Combined Heat and Power Units Sizing and Energy Cost Optimization of a Residential Building by Using an Artificial Bee Colony Algorithm

• Published in: IEEE access Vol. 8; p. 1
• Main Authors: Habib, Habib Ur Rahman, Wang, Shaorong, Waqar, Asad, Farhan, Bashar Sakeen, Kotb, Kotb M., Kim, Yun-Su
• Format: Journal Article
• Language: English
• Published: Piscataway IEEE 01.01.2020; The Institute of Electrical and Electronics Engineers, Inc. (IEEE)

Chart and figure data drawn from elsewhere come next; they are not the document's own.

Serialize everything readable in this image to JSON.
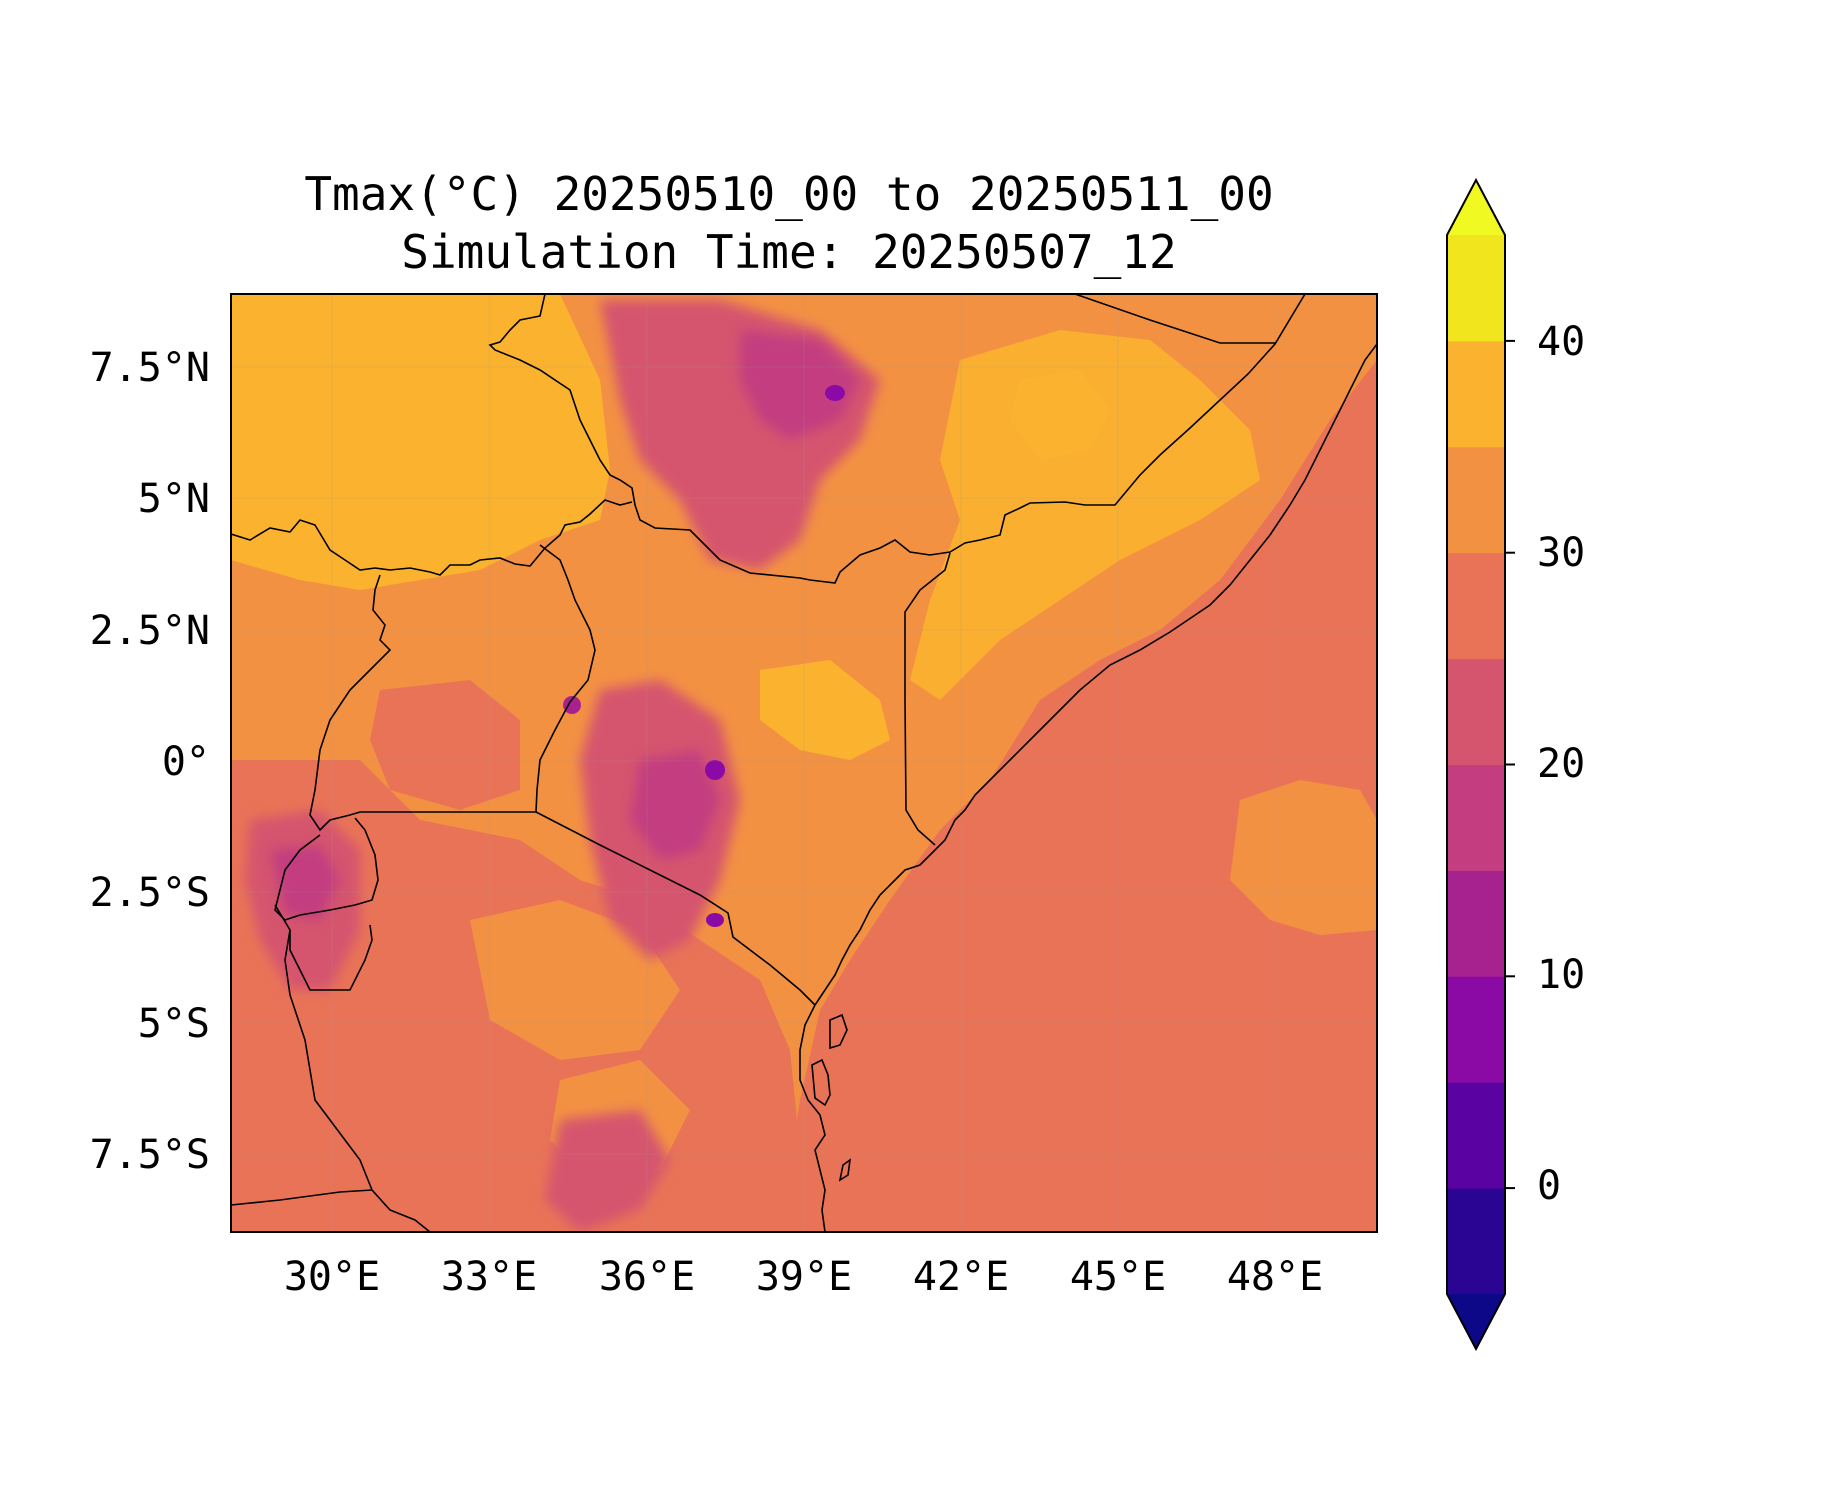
{
  "title_line1": "Tmax(°C) 20250510_00 to 20250511_00",
  "title_line2": "Simulation Time: 20250507_12",
  "map": {
    "lon_range": [
      27.9,
      49.6
    ],
    "lat_range": [
      -9.0,
      8.8
    ],
    "x_ticks": [
      "30°E",
      "33°E",
      "36°E",
      "39°E",
      "42°E",
      "45°E",
      "48°E"
    ],
    "y_ticks": [
      "7.5°N",
      "5°N",
      "2.5°N",
      "0°",
      "2.5°S",
      "5°S",
      "7.5°S"
    ]
  },
  "colorbar": {
    "ticks": [
      "40",
      "30",
      "20",
      "10",
      "0"
    ],
    "levels": [
      -5,
      0,
      5,
      10,
      15,
      20,
      25,
      30,
      35,
      40,
      45
    ],
    "colors": [
      "#0d0887",
      "#2a0593",
      "#5b02a3",
      "#8b0aa5",
      "#a8228f",
      "#c33d80",
      "#d5546e",
      "#e97357",
      "#f39143",
      "#fbb32f",
      "#f1e51d",
      "#f0f921"
    ],
    "extend": "both"
  },
  "chart_data": {
    "type": "heatmap",
    "title": "Tmax(°C) 20250510_00 to 20250511_00",
    "subtitle": "Simulation Time: 20250507_12",
    "x_ticks": [
      "30°E",
      "33°E",
      "36°E",
      "39°E",
      "42°E",
      "45°E",
      "48°E"
    ],
    "y_ticks": [
      "7.5°N",
      "5°N",
      "2.5°N",
      "0°",
      "2.5°S",
      "5°S",
      "7.5°S"
    ],
    "colorbar_ticks": [
      0,
      10,
      20,
      30,
      40
    ],
    "colorbar_range": [
      -5,
      45
    ],
    "grid": true
  }
}
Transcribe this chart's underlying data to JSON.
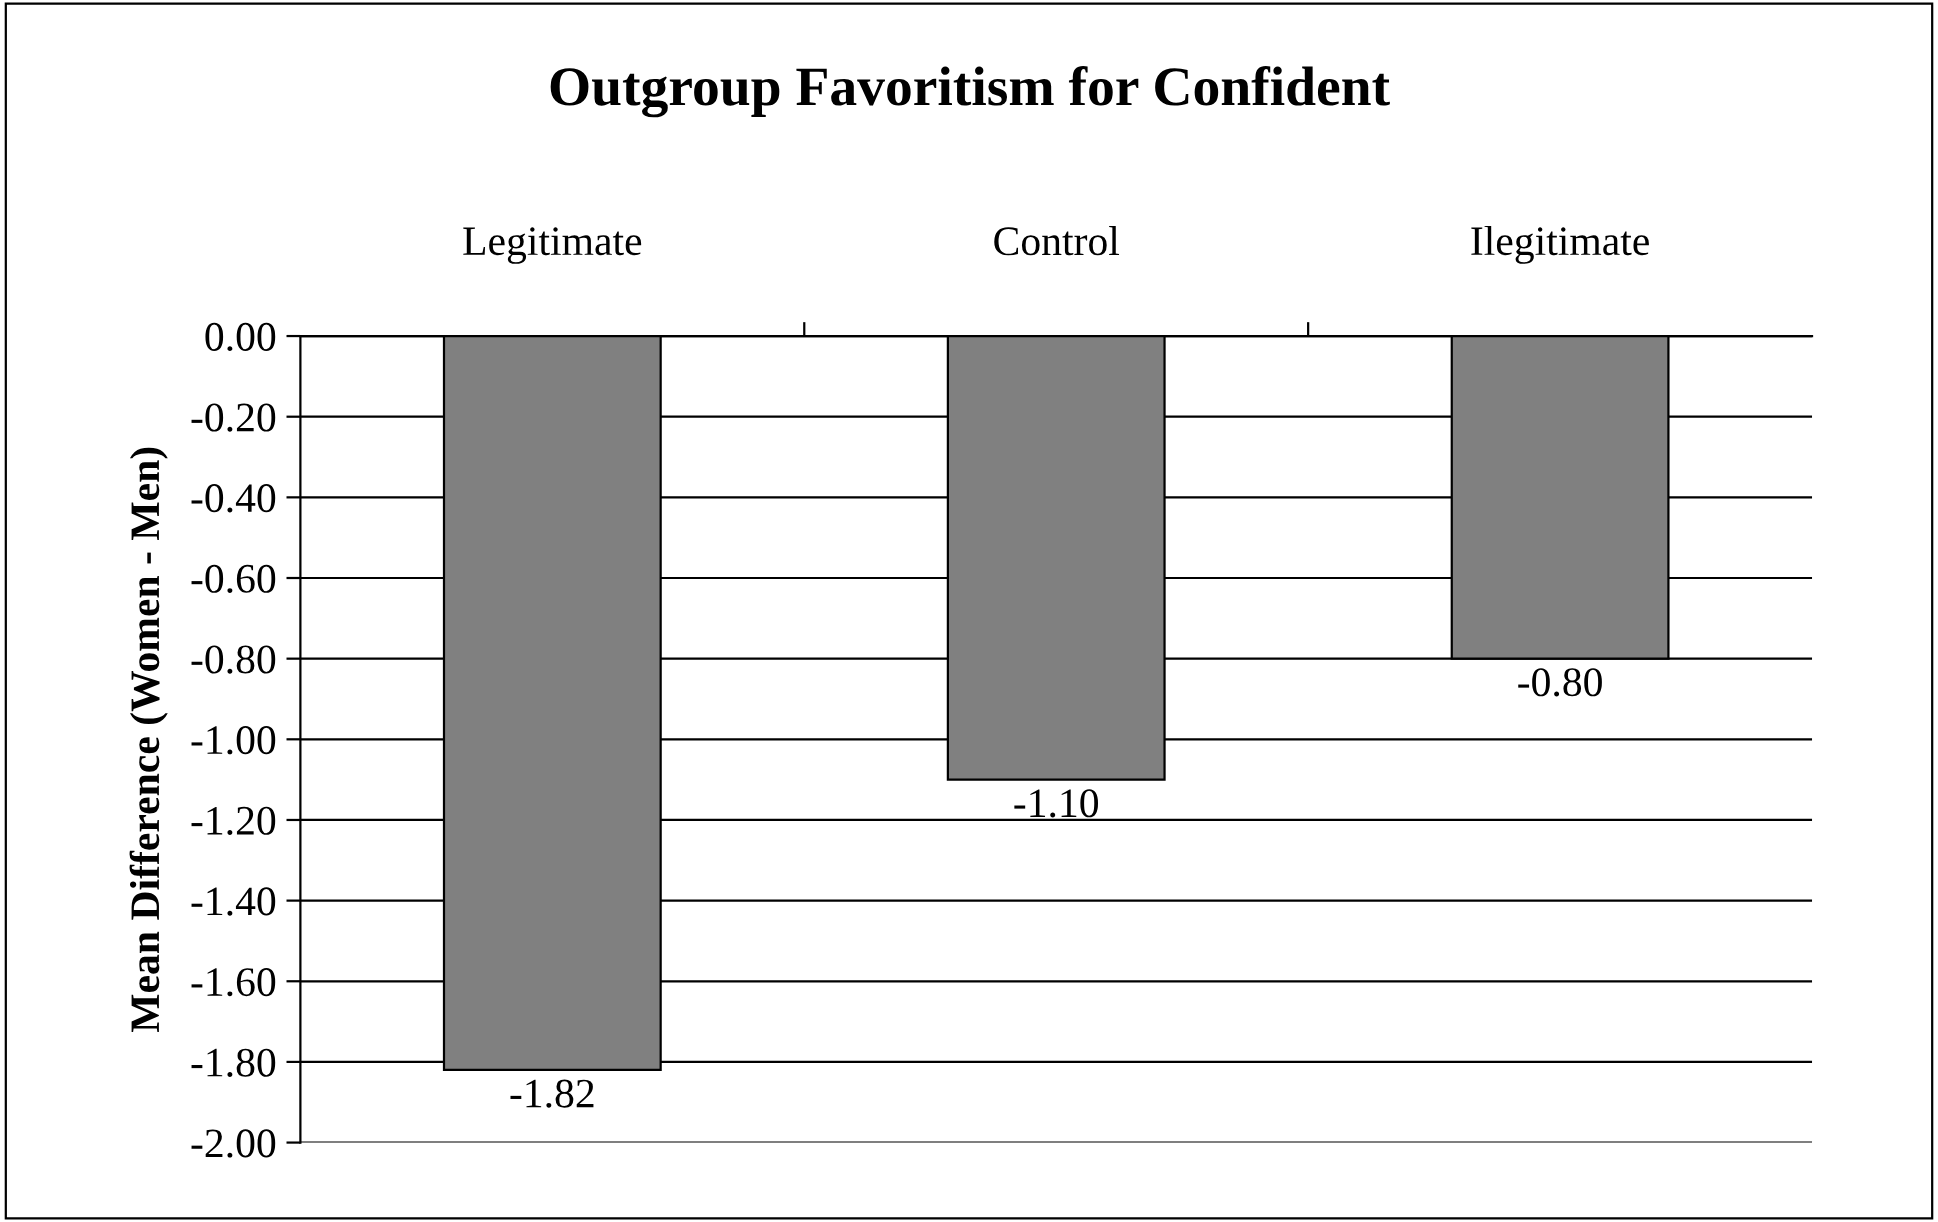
{
  "chart_data": {
    "type": "bar",
    "title": "Outgroup Favoritism for Confident",
    "ylabel": "Mean Difference (Women - Men)",
    "categories": [
      "Legitimate",
      "Control",
      "Ilegitimate"
    ],
    "values": [
      -1.82,
      -1.1,
      -0.8
    ],
    "value_labels": [
      "-1.82",
      "-1.10",
      "-0.80"
    ],
    "color": "#808080",
    "ylim": [
      -2,
      0
    ],
    "yticks": [
      {
        "value": 0,
        "label": "0.00"
      },
      {
        "value": -0.2,
        "label": "-0.20"
      },
      {
        "value": -0.4,
        "label": "-0.40"
      },
      {
        "value": -0.6,
        "label": "-0.60"
      },
      {
        "value": -0.8,
        "label": "-0.80"
      },
      {
        "value": -1.0,
        "label": "-1.00"
      },
      {
        "value": -1.2,
        "label": "-1.20"
      },
      {
        "value": -1.4,
        "label": "-1.40"
      },
      {
        "value": -1.6,
        "label": "-1.60"
      },
      {
        "value": -1.8,
        "label": "-1.80"
      },
      {
        "value": -2.0,
        "label": "-2.00"
      }
    ],
    "grid": "y"
  }
}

• Subjects: Algorithms; Artificial bee colony; Artificial bee colony algorithm; Buildings; CHP unit size optimization; Cogeneration; Cost control; Cost-benefit analysis; Energy conversion; Energy costs; Energy management; Genetic algorithm; Genetic algorithms; Linear programming; Optimization; Power management; Residential areas; Residential building automation; Residential buildings; Residential energy; Resistance heating; Search algorithms; Sizing; Swarm intelligence
• ISSN: 2169-3536; 2169-3536
• DOI: 10.1109/ACCESS.2020.3042173

Battery manufacturing and recycling are expensive; combined heat and power (CHP) units are optimal for residential premises. CHP units can enhance energy efficiency and reduce energy costs, but appropriately sized units must be chosen. Here, we optimize CHP unit sizing to minimize the energy costs of residential areas. Sizing is based on both the electricity and heat loads; it is possible to optimally rate the various types of CHP units. We compare an artificial bee colony (ABC) optimization method to a genetic algorithm (GA) when various strategies are adopted. Electricity and heat loads are considered together when sizing CHP units and optimizing costs using the ABC algorithm and the GA. The optimization outcomes are compared to a base case; the ABC method performs better than the GA. The average daily energy cost savings possible using the ABC method were higher for all three seasons (by 25.9, 4.4, and 10.8% respectively) compared to those possible when residential premises lacked CHP units.